Las Alitas is in a rough area of east Juarez with much poverty and vice. Besides giving groceries to families in need, we also teach catechism to the children of the area every Saturday. After the kids have received their First Communion, however, it is very hard to keep them interested in coming to the center. We wanted to be able to continue teaching them about their faith and also provide a wholesome environment where they could hang out.

So one of our volunteer teachers came up with the idea to start a soccer team. It met with instant success and has changed the situation completely.

Soon we saw the need for a soccer field where the kids could play and practice. In the providence of God, a company that installed artificial turf for big stadiums called us and said they wanted to donate a field of turf that they were replacing. So now the kids have a great little field of their own, thank you Jesus!

Many of the children in our program come from broken families and have sad stories to share.Lucy (not her real name) is 15 years old. Her mother and stepfather get drunk everyday. She sighed, “I’m tired of my family. There are fights everyday and then they get drunk, and then they get ‘happy’ again. If it wasn’t for Las Alitas, I don’t know what I’d do. The only day I am happy is when I come here on Saturdays. I forget about all my problems and everything is okay. It’s like I’m in heaven. That’s why I am here – I feel at peace.” For her it is a refuge.

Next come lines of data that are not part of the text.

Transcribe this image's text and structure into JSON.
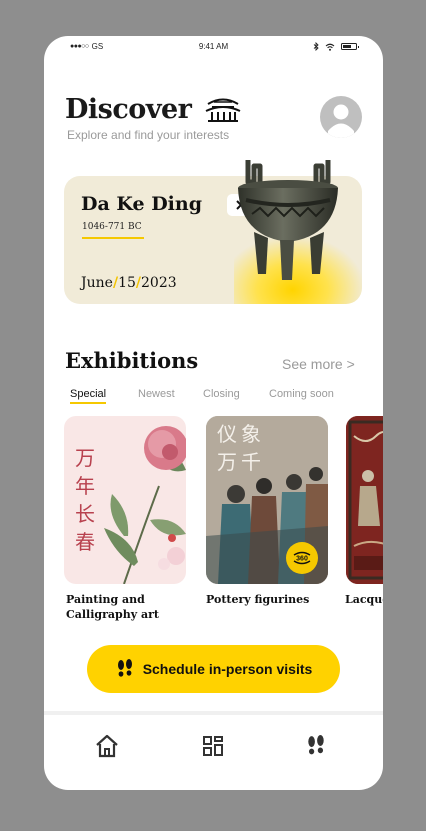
{
  "status": {
    "carrier": "GS",
    "time": "9:41 AM"
  },
  "header": {
    "title": "Discover",
    "subtitle": "Explore and find your interests"
  },
  "featured": {
    "name": "Da Ke Ding",
    "era": "1046-771 BC",
    "date_parts": [
      "June",
      "15",
      "2023"
    ]
  },
  "exhibitions": {
    "title": "Exhibitions",
    "see_more": "See more >",
    "tabs": [
      {
        "label": "Special",
        "active": true
      },
      {
        "label": "Newest",
        "active": false
      },
      {
        "label": "Closing",
        "active": false
      },
      {
        "label": "Coming soon",
        "active": false
      }
    ],
    "cards": [
      {
        "label_line1": "Painting and",
        "label_line2": "Calligraphy art",
        "cjk_chars": [
          "万",
          "年",
          "长",
          "春"
        ]
      },
      {
        "label": "Pottery figurines",
        "cjk_chars": [
          "仪",
          "象",
          "万",
          "千"
        ],
        "badge": "360"
      },
      {
        "label": "Lacque"
      }
    ]
  },
  "cta": {
    "label": "Schedule in-person visits"
  },
  "nav": {
    "items": [
      "home-icon",
      "grid-icon",
      "footprints-icon"
    ]
  },
  "colors": {
    "accent": "#ffd200",
    "card_bg": "#f1ebd8",
    "cjk_red": "#b8414e"
  }
}
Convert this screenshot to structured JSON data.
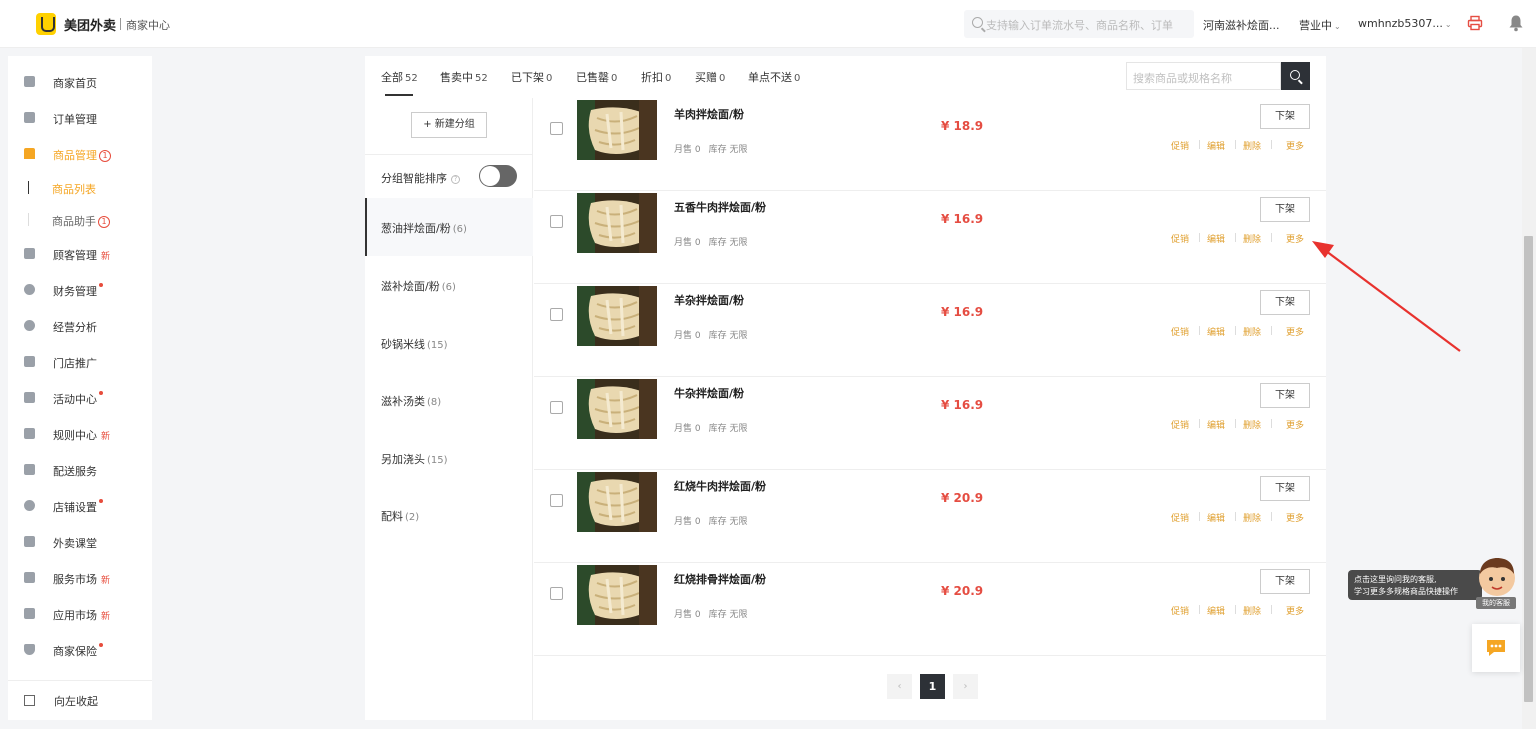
{
  "header": {
    "brand": "美团外卖",
    "sub": "商家中心",
    "search_placeholder": "支持输入订单流水号、商品名称、订单",
    "store_name": "河南滋补烩面...",
    "status": "营业中",
    "account": "wmhnzb5307...",
    "brand_color": "#ffd100"
  },
  "sidebar": {
    "items": [
      {
        "label": "商家首页",
        "icon": "home-grid-icon"
      },
      {
        "label": "订单管理",
        "icon": "order-icon"
      },
      {
        "label": "商品管理",
        "icon": "product-icon",
        "badge": "1"
      },
      {
        "label": "顾客管理",
        "icon": "customer-icon",
        "new": "新"
      },
      {
        "label": "财务管理",
        "icon": "finance-icon"
      },
      {
        "label": "经营分析",
        "icon": "analysis-icon"
      },
      {
        "label": "门店推广",
        "icon": "promo-icon"
      },
      {
        "label": "活动中心",
        "icon": "gift-icon"
      },
      {
        "label": "规则中心",
        "icon": "rules-icon",
        "new": "新"
      },
      {
        "label": "配送服务",
        "icon": "delivery-icon"
      },
      {
        "label": "店铺设置",
        "icon": "settings-icon"
      },
      {
        "label": "外卖课堂",
        "icon": "book-icon"
      },
      {
        "label": "服务市场",
        "icon": "market-icon",
        "new": "新"
      },
      {
        "label": "应用市场",
        "icon": "app-icon",
        "new": "新"
      },
      {
        "label": "商家保险",
        "icon": "shield-icon"
      }
    ],
    "sub_items": [
      {
        "label": "商品列表"
      },
      {
        "label": "商品助手",
        "badge": "1"
      }
    ],
    "collapse": "向左收起",
    "accent": "#f5a623"
  },
  "tabs": [
    {
      "label": "全部",
      "count": "52"
    },
    {
      "label": "售卖中",
      "count": "52"
    },
    {
      "label": "已下架",
      "count": "0"
    },
    {
      "label": "已售罄",
      "count": "0"
    },
    {
      "label": "折扣",
      "count": "0"
    },
    {
      "label": "买赠",
      "count": "0"
    },
    {
      "label": "单点不送",
      "count": "0"
    }
  ],
  "product_search_placeholder": "搜索商品或规格名称",
  "categories": {
    "new_group": "+ 新建分组",
    "smart_sort": "分组智能排序",
    "items": [
      {
        "label": "葱油拌烩面/粉",
        "count": "(6)"
      },
      {
        "label": "滋补烩面/粉",
        "count": "(6)"
      },
      {
        "label": "砂锅米线",
        "count": "(15)"
      },
      {
        "label": "滋补汤类",
        "count": "(8)"
      },
      {
        "label": "另加浇头",
        "count": "(15)"
      },
      {
        "label": "配料",
        "count": "(2)"
      }
    ]
  },
  "products": [
    {
      "name": "羊肉拌烩面/粉",
      "sales": "月售 0",
      "stock": "库存 无限",
      "price": "¥ 18.9"
    },
    {
      "name": "五香牛肉拌烩面/粉",
      "sales": "月售 0",
      "stock": "库存 无限",
      "price": "¥ 16.9"
    },
    {
      "name": "羊杂拌烩面/粉",
      "sales": "月售 0",
      "stock": "库存 无限",
      "price": "¥ 16.9"
    },
    {
      "name": "牛杂拌烩面/粉",
      "sales": "月售 0",
      "stock": "库存 无限",
      "price": "¥ 16.9"
    },
    {
      "name": "红烧牛肉拌烩面/粉",
      "sales": "月售 0",
      "stock": "库存 无限",
      "price": "¥ 20.9"
    },
    {
      "name": "红烧排骨拌烩面/粉",
      "sales": "月售 0",
      "stock": "库存 无限",
      "price": "¥ 20.9"
    }
  ],
  "product_actions": {
    "off": "下架",
    "promo": "促销",
    "edit": "编辑",
    "delete": "删除",
    "more": "更多"
  },
  "pager": {
    "prev": "‹",
    "current": "1",
    "next": "›"
  },
  "customer_service": {
    "line1": "点击这里询问我的客服,",
    "line2": "学习更多多规格商品快捷操作",
    "tag": "我的客服"
  }
}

The boys say the same thing. Albert (another alias) first came to us when he was 11. His parents were not interested in him and he started smoking marijuana to ease his sadness and depression. He is now 16 and shared, “I stopped smoking pot. When I came to Las Alitas and got involved with the soccer team, I had no desire for it. It’s when I’m at home all alone, that’s when I get tempted. When I’m here, I forget about it.”

Community Garden

Our latest undertaking at Las Alitas has been to start a community garden on a piece of property next to the dining hall. Joshua O’Halloran, a full-time volunteer who has a degree in sustainable agriculture, led a group of men from the neighborhood in this project.

“We planted squash, cucumbers, chilis, tomatoes, watermelon, radishes and green beans,” Joshua explained. “It’s been a very positive experience for our crew. The men come with various questions they want to discuss – about family, marriage, God, etc. – and we have some great conversations as we work.”

“It’s humbling to me,” Josh continued, “to see these guys trying to provide for their families in such extreme poverty. When we get a bologna sandwich for lunch they give heartfelt thanks to God since they know what hunger is.”

The youth often drop by to find out if anything is ready for harvesting yet. “We just harvested our first watermelon,” Joshua said, “so they’re pretty excited about that.”

When asked what he thought of that first juicy bite of watermelon, 12-year-old Bernardo replied, “Mmmm!”